[continued]
Mikamé already knew that brooding women were able to exercise spirit vengeance but that knowledge sat quietly inside him from the start of the book onwards until the behaviour of another character named Yasuko pulled it to the front of his mind, and when he expressed his suspicions to his friend Ibuki the knowledge was drawn out of them into the world, and they became conduits for distrust, which was directed at other characters who had become conduits for spirit vengeance, and so everybody in Masks is directing one thing or another at somebody else all the time without respite and every action is another person's opportunity, as well as an opportunity for some quality to emerge into the broader life of the community, the examples here being suspicion and revenge, and, in addition, whatever emotions come from reading Fumiko Enchi's book, an action performed by me, myself, and brought into the wider world by the earlier action of jam being shifted from its glass jar onto the front cover of the novel, near the spine, and who did that I do not know but I assume it must have been me as well, although how I transferred that jam, and why, are questions I can't answer because the whole episode inhabits a blank area of my memory; there is not even a disturbance to mark the spot where it sank, all hands on deck, and not even an inflatable pool pony left to tell the tale.
Once Mikamé's knowledge has been admitted into the book it is allowed to spread further and the reader is introduced to the idea that an avalanche which smothered a character to death before the story began was part of that vengeance, it was not a natural avalanche after all, even though it looked natural to everyone who did not know about the spirit vengeance aspect of the case, which, as the book went on, went from complete nonexistence in paragraph one, to a towering important fact that threw implications over every sentence, by about page ninety.

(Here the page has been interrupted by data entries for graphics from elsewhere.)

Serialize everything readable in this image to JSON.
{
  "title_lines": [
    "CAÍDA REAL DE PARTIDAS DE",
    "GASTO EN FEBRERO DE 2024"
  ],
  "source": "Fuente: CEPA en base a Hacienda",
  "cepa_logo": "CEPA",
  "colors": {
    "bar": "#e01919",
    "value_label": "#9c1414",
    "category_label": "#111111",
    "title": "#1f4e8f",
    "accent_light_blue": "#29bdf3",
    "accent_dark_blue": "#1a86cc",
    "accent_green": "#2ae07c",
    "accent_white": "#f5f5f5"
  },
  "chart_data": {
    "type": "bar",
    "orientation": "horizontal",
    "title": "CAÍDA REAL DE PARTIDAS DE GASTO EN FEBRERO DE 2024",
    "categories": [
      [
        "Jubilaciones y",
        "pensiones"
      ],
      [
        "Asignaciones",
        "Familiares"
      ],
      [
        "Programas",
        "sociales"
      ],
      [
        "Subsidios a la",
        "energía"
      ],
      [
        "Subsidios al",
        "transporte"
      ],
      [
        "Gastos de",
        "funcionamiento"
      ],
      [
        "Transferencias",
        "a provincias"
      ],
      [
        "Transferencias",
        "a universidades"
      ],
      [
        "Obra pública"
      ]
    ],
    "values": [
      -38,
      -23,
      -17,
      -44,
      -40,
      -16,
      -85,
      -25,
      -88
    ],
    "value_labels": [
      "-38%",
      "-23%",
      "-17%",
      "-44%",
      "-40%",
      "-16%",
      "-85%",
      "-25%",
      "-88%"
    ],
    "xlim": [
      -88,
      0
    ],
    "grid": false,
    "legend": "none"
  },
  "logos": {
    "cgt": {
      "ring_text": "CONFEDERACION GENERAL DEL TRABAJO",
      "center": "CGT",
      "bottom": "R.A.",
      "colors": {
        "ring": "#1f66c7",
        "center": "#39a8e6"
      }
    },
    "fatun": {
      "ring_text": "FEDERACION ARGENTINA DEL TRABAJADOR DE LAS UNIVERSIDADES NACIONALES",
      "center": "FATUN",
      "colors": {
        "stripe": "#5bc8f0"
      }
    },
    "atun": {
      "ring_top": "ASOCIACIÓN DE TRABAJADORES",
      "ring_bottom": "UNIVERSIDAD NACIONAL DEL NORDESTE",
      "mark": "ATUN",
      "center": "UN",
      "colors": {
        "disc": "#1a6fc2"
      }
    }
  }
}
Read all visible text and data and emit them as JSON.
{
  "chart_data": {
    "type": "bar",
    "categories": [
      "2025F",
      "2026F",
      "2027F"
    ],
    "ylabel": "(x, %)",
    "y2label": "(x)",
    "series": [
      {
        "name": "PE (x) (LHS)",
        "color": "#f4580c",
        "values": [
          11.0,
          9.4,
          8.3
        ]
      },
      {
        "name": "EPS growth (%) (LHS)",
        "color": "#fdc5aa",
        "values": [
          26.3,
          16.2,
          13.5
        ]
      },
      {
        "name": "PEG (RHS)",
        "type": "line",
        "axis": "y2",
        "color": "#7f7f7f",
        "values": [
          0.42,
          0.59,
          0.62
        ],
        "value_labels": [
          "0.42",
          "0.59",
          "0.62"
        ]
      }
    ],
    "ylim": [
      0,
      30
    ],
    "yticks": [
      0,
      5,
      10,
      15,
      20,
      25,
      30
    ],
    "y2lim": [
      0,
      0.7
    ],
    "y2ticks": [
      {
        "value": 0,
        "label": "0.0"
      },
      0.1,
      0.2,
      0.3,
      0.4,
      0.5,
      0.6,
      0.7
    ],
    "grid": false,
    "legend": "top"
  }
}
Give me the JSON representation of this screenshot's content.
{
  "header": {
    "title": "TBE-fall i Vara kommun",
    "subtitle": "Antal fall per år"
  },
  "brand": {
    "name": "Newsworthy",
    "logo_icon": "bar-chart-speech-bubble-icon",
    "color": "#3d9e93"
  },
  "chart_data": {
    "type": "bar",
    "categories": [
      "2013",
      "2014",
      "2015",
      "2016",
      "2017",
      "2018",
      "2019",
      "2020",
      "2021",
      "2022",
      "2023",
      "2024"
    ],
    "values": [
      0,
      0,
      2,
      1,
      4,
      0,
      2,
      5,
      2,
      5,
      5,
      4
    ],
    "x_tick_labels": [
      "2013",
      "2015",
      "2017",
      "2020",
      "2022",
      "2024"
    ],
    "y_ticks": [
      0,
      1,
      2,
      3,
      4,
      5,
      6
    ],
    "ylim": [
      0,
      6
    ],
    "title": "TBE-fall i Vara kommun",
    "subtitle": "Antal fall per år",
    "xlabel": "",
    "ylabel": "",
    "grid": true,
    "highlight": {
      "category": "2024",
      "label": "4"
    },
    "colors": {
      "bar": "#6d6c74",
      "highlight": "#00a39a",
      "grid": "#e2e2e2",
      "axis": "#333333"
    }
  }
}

Enchi demonstrates the following idea: that every action is revelatory. All of the characters take part in the theme of spirit vengeance, either conducting the vengeance themselves or revealing its existence in other people; they can't have sex without spirit vengeance getting into bed with them; a woman can't take care of her child without spirit vengeance. If a character in Masks had put jam on a book then that action would have been proof somehow of the spirit world's fundamental malignancy. The person who moved the jam wouldn't have to be consciously malignant themselves; they're perhaps only a gateway opening to let the spirit vengeance through. What form will it take? Will there be another avalanche?
What conclusion precisely should be drawn from the jam-evidence I am not sure. But I remember that it took a while for Yasuko to realise that a friend was using her as a door for the malignant phantoms. It is possible that someone is priming me for a purpose and that the memory of M.'s mother's home-made peach jam on the cover of Masks is a damning message I cannot read.